Monday, October 24, 2011

Menu Monday!!

I know what you're thinking. . . BRUSSELS SPROUTS!!  Yuck!!  Trust me, these are tastey and you can use your imagination and really make this recipe yours. Give them a try, you won't regret  it and the health benefits are unbelievable.

In fact, here is just one of the many benefits:  Brussels sprouts contain more glucosinolates than any other vegetable except brocolli. Glucosinolates are important phytonutrients for our health because they are the chemical starting points for a variety of cancer-protective substances. All cruciferous vegetables contain glucosinolates and have great health benefits for this reason. But it's recent research that's made us realize how especially valuable Brussels sprouts are in this regard.
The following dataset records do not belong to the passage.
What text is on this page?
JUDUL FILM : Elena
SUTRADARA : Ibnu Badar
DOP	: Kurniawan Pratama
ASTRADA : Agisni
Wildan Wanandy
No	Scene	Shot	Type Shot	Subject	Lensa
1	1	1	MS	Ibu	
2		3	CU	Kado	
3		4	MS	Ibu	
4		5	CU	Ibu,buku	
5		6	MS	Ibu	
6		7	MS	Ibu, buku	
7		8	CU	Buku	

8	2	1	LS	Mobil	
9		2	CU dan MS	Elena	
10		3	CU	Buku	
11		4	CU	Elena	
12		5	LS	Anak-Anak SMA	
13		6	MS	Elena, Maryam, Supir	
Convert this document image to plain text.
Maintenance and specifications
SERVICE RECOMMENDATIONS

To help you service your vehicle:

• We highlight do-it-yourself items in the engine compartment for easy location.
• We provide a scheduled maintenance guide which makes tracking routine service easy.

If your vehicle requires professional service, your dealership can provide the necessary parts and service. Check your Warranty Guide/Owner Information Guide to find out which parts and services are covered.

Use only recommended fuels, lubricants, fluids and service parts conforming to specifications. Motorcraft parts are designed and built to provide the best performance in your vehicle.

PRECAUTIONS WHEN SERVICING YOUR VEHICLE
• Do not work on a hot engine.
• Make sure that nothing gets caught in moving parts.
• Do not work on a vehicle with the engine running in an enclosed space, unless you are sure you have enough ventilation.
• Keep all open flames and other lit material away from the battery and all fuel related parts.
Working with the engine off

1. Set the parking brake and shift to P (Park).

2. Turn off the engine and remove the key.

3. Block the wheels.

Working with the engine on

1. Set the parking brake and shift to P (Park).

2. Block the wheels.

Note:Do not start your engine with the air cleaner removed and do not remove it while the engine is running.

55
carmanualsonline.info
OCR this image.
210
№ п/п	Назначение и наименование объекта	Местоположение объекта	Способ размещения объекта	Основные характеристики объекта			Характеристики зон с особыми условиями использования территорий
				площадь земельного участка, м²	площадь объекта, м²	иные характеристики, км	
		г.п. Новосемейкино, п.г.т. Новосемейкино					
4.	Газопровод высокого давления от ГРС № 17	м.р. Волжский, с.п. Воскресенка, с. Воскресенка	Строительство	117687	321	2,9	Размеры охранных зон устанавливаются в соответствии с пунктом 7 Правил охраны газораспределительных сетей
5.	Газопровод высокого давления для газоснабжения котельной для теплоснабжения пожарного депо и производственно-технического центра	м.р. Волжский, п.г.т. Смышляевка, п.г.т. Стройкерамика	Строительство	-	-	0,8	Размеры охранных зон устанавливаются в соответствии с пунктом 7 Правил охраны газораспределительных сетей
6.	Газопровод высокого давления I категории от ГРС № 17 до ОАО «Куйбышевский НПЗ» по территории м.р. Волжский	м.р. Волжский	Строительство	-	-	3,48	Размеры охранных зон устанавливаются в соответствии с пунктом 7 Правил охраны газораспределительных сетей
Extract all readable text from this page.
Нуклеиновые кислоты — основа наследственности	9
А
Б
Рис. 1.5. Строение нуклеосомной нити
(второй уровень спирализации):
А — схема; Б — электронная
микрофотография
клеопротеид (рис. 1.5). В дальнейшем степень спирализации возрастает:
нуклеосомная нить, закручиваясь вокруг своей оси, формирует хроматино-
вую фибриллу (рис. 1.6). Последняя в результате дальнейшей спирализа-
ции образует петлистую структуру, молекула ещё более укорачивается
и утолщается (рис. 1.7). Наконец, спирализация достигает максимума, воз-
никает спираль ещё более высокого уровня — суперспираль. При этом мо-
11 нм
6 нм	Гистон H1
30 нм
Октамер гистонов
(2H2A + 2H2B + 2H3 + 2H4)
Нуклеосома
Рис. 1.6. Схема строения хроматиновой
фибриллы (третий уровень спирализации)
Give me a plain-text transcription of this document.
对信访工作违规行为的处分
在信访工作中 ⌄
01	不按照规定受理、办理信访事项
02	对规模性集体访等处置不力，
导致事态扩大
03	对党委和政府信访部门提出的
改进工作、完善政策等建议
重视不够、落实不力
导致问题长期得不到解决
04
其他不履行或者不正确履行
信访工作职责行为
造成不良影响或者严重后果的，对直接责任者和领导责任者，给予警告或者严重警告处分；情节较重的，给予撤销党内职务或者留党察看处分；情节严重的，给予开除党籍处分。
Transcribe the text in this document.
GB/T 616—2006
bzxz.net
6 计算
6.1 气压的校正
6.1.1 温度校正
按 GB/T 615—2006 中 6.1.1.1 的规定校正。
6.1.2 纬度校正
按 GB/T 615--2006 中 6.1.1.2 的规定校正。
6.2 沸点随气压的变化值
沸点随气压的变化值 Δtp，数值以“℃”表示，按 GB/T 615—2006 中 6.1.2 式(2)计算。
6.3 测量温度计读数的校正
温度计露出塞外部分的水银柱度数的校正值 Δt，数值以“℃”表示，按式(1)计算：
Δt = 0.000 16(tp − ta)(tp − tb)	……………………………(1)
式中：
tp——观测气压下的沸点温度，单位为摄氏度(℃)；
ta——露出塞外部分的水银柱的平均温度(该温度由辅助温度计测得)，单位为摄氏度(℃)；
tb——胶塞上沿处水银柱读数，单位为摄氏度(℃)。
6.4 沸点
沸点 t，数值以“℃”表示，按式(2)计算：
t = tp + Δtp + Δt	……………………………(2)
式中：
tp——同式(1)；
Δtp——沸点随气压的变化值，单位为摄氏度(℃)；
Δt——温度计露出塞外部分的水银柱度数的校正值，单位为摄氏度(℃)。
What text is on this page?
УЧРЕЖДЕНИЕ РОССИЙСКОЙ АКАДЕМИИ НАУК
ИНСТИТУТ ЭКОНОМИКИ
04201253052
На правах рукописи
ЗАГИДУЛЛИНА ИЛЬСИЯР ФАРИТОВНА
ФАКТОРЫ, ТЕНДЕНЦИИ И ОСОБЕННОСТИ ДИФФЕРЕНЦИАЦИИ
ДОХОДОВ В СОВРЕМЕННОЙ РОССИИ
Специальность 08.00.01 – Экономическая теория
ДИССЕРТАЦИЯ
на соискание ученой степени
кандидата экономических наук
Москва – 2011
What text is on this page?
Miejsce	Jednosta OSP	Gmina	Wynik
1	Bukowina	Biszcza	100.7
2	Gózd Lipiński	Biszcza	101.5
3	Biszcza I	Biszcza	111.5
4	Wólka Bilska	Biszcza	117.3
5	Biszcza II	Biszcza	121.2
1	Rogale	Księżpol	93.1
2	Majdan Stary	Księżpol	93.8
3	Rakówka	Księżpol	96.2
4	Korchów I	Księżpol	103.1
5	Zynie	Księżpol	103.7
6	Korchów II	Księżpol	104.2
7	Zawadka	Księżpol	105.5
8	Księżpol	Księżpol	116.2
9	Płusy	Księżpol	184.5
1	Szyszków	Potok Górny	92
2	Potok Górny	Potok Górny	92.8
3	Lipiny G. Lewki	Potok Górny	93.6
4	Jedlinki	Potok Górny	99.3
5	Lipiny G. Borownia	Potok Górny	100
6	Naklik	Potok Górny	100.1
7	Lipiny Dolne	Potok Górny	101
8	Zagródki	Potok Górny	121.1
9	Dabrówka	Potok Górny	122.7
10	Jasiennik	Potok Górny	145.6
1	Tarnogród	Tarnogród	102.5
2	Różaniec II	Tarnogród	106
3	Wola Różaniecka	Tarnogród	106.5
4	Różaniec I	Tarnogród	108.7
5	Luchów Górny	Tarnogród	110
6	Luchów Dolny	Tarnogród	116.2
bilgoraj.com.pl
The cancer protection we get from Brussels sprouts is largely related to four specific glucosinolates found in this cruciferous vegetable: glucoraphanin, glucobrassicin, sinigrin, and gluconasturtiian. Research has shown that Brussels sprouts offer these cancer-preventive components in special combination.


Sautéed Brussels Sprouts

Gina's Weight Watcher Recipes

Servings: 4
Size: about 1/2 cup
Calories: 82 Old Points: 1 pt Points Plus: 2 pts
Calories: 86.2 • Fat: 3.7 g • Carbs: 11.9 • Fiber: 4.3 • Protein: 4.1 g

• 1 lb Brussels sprouts (outer leaves removed and washed)
• 1 tbsp extra virgin olive oil
• 2 cloves garlic, minced
• 1 shallot, minced
• kosher salt and fresh ground pepper

Finely shred the Brussels sprouts after thoroughly washing. In a sauté pan, heat olive oil. Add shallots and sauté about 2 minutes; add garlic and sauté until golden. Add Brussels sprouts, salt and pepper and sauté on medium-low for about 4-5 minutes.